On Risk and the Bias-Variance Tradeoff (From Keener 3.1)

I am currently reading the textbook Theoretical Statistics by Robert W. Keener, and I thought I would write up some notes on Chapter 3, Section 1 of the book. Chapter 3 is titled “Risk, Sufficiency, Completeness, and Ancillarity,” with 3.1 specifically being about the notion of risk.

So what is risk? To understand this, we need to describe the problem setting. The goal in statistical inference is about learning a parameter vector \(\theta\) from data, where in general the data \(X\) consists of \(n\) points \(X_1, \ldots, X_n\) with \(X_i \in \mathbb{R}^k\) for some dimension \(k\).

A statistic of the data is a function of the data which provides some information about it. Keener denotes data statistics as \(\delta(X)\). Probably the canonical example of a statistic is the mean of the data, or \(\delta(X) = (X_1 + \cdots + X_n)/n\). It is worth pointing out that this only works if the \(X_i\) are random vectors, and in addition, that the mean function is many-to-one. That is, we can have different datasets that result in the same mean. Thus, the statistic \(\delta\) here only provides partial information on the data.
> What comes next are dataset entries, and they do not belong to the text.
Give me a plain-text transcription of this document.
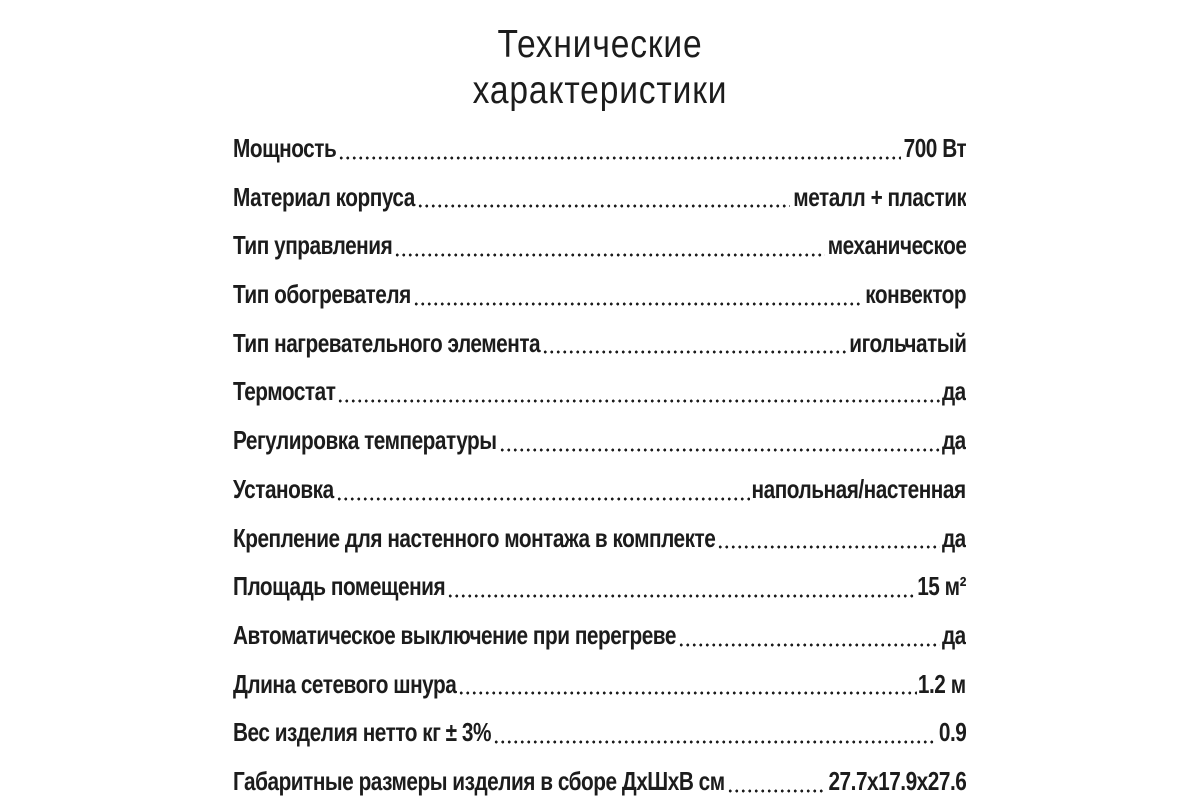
Технические
характеристики
Мощность	700 Вт
Материал корпуса	металл + пластик
Тип управления	механическое
Тип обогревателя	конвектор
Тип нагревательного элемента	игольчатый
Термостат	да
Регулировка температуры	да
Установка	напольная/настенная
Крепление для настенного монтажа в комплекте	да
Площадь помещения	15 м²
Автоматическое выключение при перегреве	да
Длина сетевого шнура	1.2 м
Вес изделия нетто кг ± 3%	0.9
Габаритные размеры изделия в сборе ДхШхВ см	27.7x17.9x27.6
Our problem setting also involves some function of the parameter, which Keener denotes as \(g(\theta)\). The goal of estimation is to find a statistic \(\delta\) such that \(\delta(X)\) is “close” to \(g(\theta)\). It may not be totally clear why we introduce \(g\), but it gives us flexibility; for instance, we might only be interested in one component of \(\theta\) so \(g(\theta) = \theta_i\). For now, I find it easiest to just think of \(g\) as the identity, so \(g(\theta) = \theta\) and we want our statistic to be close to the real parameter, but throughout this post, I will be sloppy and use \(g(\theta)\) and \(\theta\) interchangeably (in my defense, Keener does the same thing).
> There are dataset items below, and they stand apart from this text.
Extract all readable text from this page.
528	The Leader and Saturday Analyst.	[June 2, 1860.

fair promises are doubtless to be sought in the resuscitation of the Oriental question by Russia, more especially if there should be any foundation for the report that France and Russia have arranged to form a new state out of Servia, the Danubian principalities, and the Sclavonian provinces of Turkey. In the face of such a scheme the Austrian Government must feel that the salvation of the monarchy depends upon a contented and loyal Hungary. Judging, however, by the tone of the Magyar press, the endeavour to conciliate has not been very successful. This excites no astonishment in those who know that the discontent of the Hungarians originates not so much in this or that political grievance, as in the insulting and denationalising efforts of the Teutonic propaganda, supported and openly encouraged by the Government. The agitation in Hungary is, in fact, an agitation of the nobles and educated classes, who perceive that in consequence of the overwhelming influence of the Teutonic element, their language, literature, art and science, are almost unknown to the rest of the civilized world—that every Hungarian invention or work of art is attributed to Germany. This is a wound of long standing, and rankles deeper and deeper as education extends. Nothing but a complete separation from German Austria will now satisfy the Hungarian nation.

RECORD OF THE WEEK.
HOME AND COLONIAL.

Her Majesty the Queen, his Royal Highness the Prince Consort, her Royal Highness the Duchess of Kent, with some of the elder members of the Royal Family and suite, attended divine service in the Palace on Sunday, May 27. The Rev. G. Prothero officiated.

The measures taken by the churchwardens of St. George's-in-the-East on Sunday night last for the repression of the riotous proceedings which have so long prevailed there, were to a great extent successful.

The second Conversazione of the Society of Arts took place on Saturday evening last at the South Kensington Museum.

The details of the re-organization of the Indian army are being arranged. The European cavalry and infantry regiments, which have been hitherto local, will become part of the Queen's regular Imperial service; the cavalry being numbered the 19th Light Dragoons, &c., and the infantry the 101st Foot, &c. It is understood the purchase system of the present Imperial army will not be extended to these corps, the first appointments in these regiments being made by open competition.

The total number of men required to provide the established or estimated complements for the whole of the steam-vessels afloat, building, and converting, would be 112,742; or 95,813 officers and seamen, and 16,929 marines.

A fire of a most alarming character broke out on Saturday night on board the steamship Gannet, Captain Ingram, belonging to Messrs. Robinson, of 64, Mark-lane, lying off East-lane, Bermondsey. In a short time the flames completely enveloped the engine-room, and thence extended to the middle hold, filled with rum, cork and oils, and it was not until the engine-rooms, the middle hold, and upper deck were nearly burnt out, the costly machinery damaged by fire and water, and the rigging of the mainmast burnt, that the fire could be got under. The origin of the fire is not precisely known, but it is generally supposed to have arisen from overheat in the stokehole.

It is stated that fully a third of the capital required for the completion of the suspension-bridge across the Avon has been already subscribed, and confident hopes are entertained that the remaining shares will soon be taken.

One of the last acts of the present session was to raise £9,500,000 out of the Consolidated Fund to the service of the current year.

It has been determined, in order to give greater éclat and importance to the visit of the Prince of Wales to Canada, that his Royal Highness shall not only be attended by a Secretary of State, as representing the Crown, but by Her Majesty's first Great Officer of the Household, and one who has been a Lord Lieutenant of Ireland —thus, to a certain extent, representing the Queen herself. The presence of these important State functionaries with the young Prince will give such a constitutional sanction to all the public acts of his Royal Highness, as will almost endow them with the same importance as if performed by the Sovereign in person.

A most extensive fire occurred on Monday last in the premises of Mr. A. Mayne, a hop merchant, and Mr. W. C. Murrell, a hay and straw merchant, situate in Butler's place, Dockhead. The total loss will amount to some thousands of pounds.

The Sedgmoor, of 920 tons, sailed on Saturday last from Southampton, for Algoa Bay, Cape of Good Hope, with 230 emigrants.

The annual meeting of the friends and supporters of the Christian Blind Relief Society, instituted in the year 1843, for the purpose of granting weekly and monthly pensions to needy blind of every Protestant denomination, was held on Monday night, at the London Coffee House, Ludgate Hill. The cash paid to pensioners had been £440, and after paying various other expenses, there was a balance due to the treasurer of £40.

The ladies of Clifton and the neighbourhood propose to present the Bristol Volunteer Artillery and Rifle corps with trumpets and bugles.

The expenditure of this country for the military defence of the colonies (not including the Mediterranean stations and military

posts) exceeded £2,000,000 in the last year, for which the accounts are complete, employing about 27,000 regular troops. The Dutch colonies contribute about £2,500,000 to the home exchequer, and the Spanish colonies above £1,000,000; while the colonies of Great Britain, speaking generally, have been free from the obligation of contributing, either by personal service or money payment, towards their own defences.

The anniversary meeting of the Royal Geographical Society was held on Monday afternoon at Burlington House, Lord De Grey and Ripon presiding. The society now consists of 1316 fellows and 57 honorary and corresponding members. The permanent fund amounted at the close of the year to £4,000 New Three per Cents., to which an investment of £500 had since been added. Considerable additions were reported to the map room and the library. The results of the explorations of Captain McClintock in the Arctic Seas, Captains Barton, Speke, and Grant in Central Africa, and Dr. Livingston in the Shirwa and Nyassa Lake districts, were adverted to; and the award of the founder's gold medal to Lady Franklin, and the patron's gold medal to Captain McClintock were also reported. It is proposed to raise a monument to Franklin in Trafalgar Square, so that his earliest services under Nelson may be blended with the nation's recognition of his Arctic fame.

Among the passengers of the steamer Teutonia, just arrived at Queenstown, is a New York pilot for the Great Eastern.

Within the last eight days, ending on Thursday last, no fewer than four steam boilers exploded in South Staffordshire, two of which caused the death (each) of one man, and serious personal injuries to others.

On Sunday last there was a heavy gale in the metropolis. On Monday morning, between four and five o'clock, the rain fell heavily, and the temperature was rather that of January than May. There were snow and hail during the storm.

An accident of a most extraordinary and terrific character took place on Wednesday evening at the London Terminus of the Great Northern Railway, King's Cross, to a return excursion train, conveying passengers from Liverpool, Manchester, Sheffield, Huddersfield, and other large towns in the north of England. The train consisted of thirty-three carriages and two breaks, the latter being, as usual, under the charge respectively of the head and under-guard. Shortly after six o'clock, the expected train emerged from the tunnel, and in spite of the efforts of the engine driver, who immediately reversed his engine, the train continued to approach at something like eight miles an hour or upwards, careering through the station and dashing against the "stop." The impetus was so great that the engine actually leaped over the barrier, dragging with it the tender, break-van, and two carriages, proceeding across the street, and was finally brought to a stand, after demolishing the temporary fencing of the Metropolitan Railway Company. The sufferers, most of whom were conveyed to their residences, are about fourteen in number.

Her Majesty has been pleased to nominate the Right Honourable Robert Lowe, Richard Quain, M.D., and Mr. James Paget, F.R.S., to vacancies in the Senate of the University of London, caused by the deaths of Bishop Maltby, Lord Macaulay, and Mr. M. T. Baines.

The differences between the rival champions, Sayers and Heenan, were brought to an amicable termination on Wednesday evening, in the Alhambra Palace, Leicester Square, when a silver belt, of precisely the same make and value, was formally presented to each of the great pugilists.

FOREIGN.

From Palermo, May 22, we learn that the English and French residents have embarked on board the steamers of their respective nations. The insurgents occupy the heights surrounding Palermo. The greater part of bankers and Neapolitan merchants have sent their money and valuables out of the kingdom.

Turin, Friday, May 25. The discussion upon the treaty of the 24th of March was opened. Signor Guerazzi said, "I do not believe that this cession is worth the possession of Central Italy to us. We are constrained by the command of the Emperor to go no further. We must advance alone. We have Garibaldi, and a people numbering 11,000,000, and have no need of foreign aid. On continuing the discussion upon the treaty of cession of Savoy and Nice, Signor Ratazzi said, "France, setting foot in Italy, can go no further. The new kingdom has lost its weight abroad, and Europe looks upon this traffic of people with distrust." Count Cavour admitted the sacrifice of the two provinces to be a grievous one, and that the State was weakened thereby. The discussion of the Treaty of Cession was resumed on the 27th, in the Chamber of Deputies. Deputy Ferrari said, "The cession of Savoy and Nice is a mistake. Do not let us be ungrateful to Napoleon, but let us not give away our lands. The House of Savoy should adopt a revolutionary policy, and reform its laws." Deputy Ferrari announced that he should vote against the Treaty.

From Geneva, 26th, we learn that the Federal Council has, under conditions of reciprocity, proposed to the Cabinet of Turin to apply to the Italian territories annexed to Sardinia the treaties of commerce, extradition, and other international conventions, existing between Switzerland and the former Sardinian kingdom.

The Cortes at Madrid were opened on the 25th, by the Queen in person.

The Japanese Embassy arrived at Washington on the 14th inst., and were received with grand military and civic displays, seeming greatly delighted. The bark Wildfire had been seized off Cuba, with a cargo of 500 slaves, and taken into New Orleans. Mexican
Let’s clarify the above with the boring example of flipping a coin that can land heads with some probability \(\theta \in [0,1]\). If we flip the coin 100 times, with each trial independent of the others, then the random variable \(X\) representing the total number of heads follows a binomial distribution. (Another way to express \(X\) is therefore \(X = X_1 + \cdots + X_{100}\) where \(X_i = 1\) if the trial resulted in heads, and 0 otherwise.) If we want to get a statistic \(\delta\) that maps the data to an estimate of \(g(\theta) = \theta\), what would be a “good” statistic? The statistic \(\delta(X) = X/100\) certainly makes sense, since it is the natural proportion of samples! But is this the “best” statistic we have?

To quantify the notion of a “best” statistic, we turn to the concept of risk, which in turn relies on the concept of a loss function \(L\). The loss function \(L(g(\theta), \delta(X))\) represents the (non-negative) penalty in estimating \(g(\theta)\) (which again, I treat as \(\theta\) here) with \(\delta(X)\). Since the data \(X\) is random, \(L(g(\theta), \delta(X))\) may sometimes be large with unlucky outcomes of \(X\), so we use expectations, which is where the risk \(R\) comes from:

\[R(g(\theta), \delta(X)) = \mathbb{E}[L(g(\theta), \delta(X))]\]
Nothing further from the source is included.